Step-by-Step Solution:
Step 1: Write positions for CDE and XWV. C = 3, D = 4, E = 5. X = 24, W = 23, V = 22. Step 2: Check sums of corresponding positions. 3 + 24 = 27. 4 + 23 = 27. 5 + 22 = 27. So C pairs with X, D with W, and E with V under the mirror rule. Step 3: Apply the same mirror rule to QPO. Q = 17. The letter that pairs with Q must have position 27 - 17 = 10, which is J. P = 16. The letter that pairs with P must have position 27 - 16 = 11, which is K. O = 15. The letter that pairs with O must have position 27 - 15 = 12, which is L. Therefore, the required group is JKL.

Verification / Alternative check:
We can verify the pattern by adding positions of JKL and QPO. J (10) plus Q (17) equals 27, K (11) plus P (16) equals 27, and L (12) plus O (15) also equals 27. This confirms that JKL is the exact mirror of QPO under the same rule that connects CDE and XWV. No other option will satisfy this precise and symmetric mapping for all three letters.

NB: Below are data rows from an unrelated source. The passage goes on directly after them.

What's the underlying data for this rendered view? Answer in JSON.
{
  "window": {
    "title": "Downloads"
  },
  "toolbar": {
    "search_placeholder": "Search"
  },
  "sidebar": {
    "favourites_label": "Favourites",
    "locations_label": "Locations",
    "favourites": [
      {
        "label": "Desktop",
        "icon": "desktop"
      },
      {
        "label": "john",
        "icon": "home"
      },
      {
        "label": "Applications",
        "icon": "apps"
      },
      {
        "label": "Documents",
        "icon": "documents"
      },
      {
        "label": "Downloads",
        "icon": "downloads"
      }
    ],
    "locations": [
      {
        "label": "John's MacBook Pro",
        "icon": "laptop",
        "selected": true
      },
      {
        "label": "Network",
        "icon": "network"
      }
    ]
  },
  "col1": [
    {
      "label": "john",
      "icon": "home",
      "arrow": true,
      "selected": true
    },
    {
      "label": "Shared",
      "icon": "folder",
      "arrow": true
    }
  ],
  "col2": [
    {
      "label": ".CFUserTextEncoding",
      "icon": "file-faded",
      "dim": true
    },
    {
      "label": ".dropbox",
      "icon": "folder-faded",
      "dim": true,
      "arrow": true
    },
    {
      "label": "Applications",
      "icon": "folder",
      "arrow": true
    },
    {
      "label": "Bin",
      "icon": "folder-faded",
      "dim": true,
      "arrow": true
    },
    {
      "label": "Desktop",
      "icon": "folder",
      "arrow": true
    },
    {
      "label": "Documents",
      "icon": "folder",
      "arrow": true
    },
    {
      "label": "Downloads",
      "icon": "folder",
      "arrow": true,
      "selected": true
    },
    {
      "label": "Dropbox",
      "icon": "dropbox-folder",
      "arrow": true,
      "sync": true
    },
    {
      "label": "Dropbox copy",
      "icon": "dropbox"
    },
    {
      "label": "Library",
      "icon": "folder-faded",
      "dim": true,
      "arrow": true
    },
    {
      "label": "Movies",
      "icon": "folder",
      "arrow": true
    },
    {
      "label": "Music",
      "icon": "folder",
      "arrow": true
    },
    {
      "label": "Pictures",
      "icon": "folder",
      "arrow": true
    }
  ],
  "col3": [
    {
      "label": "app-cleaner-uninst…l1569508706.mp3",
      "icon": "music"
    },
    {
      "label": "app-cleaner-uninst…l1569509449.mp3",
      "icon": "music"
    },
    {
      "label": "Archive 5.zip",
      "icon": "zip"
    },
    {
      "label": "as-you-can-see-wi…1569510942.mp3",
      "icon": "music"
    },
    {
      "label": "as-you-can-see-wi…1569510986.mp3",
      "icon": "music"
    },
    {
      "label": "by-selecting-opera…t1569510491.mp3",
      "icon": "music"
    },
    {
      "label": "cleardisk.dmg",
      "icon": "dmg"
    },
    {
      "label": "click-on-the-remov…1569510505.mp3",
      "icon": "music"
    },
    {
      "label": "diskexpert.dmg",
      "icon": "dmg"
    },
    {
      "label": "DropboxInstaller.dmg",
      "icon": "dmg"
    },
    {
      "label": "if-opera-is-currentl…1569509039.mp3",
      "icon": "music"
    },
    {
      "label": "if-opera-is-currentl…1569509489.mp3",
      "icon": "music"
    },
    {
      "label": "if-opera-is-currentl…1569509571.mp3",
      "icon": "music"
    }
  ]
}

Why Other Options Are Wrong:
KLM, GHI, ABC, and RST do not yield sums of 27 when paired with QPO letter by letter, so they do not satisfy the mirror relationship. Some of these options represent simple alphabetical runs but ignore the symmetric pairing structure demonstrated by CDE and XWV.

Common Pitfalls:
A common error is to notice only that CDE and XWV move in opposite directions through the alphabet and then guess another group that also appears reversed, without checking exact numeric positions. In mirror type analogies, you must verify the constant sum pattern for each pair of letters. Systematically adding positions helps you avoid misleading visual patterns and ensures that the chosen group truly preserves the underlying rule.

Final Answer:
The group of letters that correctly completes the analogy is JKL.